A Pennsylvania man who hacked the personnel records of the University of Pittsburgh Medical Center (UPMC) and dangled personally identifiable information (PII) for sale on the dark web was sentenced Oct. 18 to seven years in prison for conspiracy to defraud the United States and aggravated identity theft.[1] Chief U.S. District Judge Mark Hornak imposed the maximum allowed sentence on 30-year-old Justin Sean Johnson for the incident, which affected the PII of more than 65,000 UPMC employees.
According to the attorney’s office, “in imposing the sentence, Judge Hornak noted the severity of Mr. Johnson’s crimes, likening his behavior to a ‘bulldozer’ through people’s personal lives when he ‘indiscriminately’ hacked their PII.”
Johnson had been planning the hack for at least several months, as the original indictment noted he opened a bitcoin account on Oct. 31, 2013. And UPMC may not have been his first (or only) target. As the indictment states, Johnson discussed with others gaining access to a human resources (HR) database “of a prominent national retailer.” Further, the indictment alleges that as recently as 2017, Johnson had hacked into colleges and also had stolen data from “a large healthcare provider in Georgia and Florida.”

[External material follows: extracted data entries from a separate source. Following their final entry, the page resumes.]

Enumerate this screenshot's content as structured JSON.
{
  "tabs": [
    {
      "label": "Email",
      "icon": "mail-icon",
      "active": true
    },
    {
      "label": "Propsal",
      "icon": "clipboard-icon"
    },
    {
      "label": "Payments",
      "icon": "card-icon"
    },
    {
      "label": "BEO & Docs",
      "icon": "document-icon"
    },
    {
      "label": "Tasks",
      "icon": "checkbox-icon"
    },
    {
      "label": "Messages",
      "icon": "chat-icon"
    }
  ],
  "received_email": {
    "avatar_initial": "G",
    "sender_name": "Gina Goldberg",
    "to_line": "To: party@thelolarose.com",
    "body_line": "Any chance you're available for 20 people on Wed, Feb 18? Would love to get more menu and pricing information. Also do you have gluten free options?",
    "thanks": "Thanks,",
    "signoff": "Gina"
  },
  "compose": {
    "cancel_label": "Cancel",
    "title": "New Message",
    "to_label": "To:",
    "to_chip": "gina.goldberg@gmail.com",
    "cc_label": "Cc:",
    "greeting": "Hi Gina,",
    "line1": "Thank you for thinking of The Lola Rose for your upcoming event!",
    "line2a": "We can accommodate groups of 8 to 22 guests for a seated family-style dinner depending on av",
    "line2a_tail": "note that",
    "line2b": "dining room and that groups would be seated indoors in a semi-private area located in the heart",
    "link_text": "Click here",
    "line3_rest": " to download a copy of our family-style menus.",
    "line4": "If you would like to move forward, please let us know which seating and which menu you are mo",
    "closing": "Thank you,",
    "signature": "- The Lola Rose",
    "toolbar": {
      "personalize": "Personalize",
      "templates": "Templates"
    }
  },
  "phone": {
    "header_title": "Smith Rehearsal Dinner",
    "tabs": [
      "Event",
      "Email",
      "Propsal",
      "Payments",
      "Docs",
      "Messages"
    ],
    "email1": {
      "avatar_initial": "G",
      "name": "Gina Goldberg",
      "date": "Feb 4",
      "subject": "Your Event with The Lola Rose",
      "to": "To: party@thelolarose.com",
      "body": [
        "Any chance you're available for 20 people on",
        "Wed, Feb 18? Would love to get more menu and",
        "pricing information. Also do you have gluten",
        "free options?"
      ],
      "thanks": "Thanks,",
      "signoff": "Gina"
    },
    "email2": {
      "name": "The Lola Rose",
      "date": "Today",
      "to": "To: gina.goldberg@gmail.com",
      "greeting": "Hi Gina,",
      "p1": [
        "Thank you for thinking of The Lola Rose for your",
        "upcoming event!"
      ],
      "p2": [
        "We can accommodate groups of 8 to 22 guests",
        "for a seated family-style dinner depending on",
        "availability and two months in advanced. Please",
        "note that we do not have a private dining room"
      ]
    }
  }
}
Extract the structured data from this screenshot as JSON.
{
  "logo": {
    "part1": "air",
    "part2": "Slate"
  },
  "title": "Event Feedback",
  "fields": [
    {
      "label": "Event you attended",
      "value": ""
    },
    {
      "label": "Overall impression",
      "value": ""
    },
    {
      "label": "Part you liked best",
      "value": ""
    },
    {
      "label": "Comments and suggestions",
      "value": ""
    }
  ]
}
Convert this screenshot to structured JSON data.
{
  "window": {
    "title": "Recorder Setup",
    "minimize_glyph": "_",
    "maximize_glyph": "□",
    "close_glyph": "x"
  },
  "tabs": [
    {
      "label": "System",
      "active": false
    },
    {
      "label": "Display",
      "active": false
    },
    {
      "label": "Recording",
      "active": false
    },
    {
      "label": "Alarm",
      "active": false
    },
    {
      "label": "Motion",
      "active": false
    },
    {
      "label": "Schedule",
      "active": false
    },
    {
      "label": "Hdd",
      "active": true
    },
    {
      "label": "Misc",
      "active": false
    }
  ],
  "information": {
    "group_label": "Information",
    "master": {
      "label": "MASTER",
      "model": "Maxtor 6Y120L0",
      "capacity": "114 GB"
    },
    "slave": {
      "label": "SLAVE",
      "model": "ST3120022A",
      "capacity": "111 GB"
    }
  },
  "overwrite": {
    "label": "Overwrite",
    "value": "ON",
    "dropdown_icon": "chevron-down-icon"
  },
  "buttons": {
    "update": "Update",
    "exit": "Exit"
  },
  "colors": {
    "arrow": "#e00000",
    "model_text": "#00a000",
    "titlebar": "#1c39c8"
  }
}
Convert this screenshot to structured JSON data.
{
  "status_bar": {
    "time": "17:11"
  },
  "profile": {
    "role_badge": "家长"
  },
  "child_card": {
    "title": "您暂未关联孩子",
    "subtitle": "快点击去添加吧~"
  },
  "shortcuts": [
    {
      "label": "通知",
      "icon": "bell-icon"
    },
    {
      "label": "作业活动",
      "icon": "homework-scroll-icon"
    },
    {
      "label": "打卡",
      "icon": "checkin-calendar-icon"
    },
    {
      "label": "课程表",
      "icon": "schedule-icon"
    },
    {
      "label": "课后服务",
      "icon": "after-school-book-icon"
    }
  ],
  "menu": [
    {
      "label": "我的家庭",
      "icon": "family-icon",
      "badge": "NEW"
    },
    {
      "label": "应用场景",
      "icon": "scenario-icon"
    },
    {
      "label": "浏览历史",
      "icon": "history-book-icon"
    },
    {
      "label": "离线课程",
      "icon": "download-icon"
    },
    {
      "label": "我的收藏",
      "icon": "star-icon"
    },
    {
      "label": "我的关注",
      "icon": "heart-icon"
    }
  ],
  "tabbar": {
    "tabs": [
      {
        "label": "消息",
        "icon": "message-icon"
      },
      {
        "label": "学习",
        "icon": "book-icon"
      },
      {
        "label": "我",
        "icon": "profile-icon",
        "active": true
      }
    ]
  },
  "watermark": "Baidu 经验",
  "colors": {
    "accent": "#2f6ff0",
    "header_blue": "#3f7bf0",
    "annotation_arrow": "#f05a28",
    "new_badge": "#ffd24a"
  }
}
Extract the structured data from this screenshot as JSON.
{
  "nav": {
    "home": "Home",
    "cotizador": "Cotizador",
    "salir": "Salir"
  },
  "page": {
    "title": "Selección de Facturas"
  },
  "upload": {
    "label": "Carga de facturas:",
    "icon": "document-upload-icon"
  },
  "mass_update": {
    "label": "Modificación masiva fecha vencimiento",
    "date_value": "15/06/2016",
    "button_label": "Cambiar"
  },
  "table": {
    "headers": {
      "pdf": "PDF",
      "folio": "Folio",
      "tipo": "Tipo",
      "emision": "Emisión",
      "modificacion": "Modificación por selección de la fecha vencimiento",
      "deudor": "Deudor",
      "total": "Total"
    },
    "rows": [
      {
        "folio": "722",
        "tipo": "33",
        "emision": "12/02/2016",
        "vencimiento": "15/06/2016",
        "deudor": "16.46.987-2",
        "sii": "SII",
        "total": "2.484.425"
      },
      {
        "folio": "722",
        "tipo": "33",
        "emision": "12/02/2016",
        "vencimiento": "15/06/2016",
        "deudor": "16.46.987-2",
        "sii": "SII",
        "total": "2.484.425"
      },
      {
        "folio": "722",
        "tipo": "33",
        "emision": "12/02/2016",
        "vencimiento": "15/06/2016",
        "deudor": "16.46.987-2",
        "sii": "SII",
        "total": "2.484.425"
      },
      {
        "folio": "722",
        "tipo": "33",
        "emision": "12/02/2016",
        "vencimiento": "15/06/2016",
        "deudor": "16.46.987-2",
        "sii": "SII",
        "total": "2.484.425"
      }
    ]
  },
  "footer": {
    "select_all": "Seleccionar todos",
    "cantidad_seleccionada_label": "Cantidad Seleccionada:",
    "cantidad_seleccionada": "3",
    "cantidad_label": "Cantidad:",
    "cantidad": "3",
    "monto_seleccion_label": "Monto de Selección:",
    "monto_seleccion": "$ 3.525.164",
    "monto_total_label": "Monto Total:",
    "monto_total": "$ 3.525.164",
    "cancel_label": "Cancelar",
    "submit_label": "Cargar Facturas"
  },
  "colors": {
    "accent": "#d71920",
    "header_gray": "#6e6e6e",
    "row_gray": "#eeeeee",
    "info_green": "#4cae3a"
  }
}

To hack UPMC, Johnson studied Oracle’s PeopleSoft, a suite of HR and business applications, according to the U.S. attorney’s office. “Investigators years later uncovered Johnson’s ‘PeopleSoft expertise,’ having studiously searched for PeopleSoft over 1,100 times on his computer,” the U.S. attorney’s office wrote in its sentencing memo. A forensic review of Johnson’s laptop revealed PII from Pruitt Health Care in Georgia and Lexington Medical Center in South Carolina, the sentencing memo said, noting that “the common denominator was a PeopleSoft HR network.”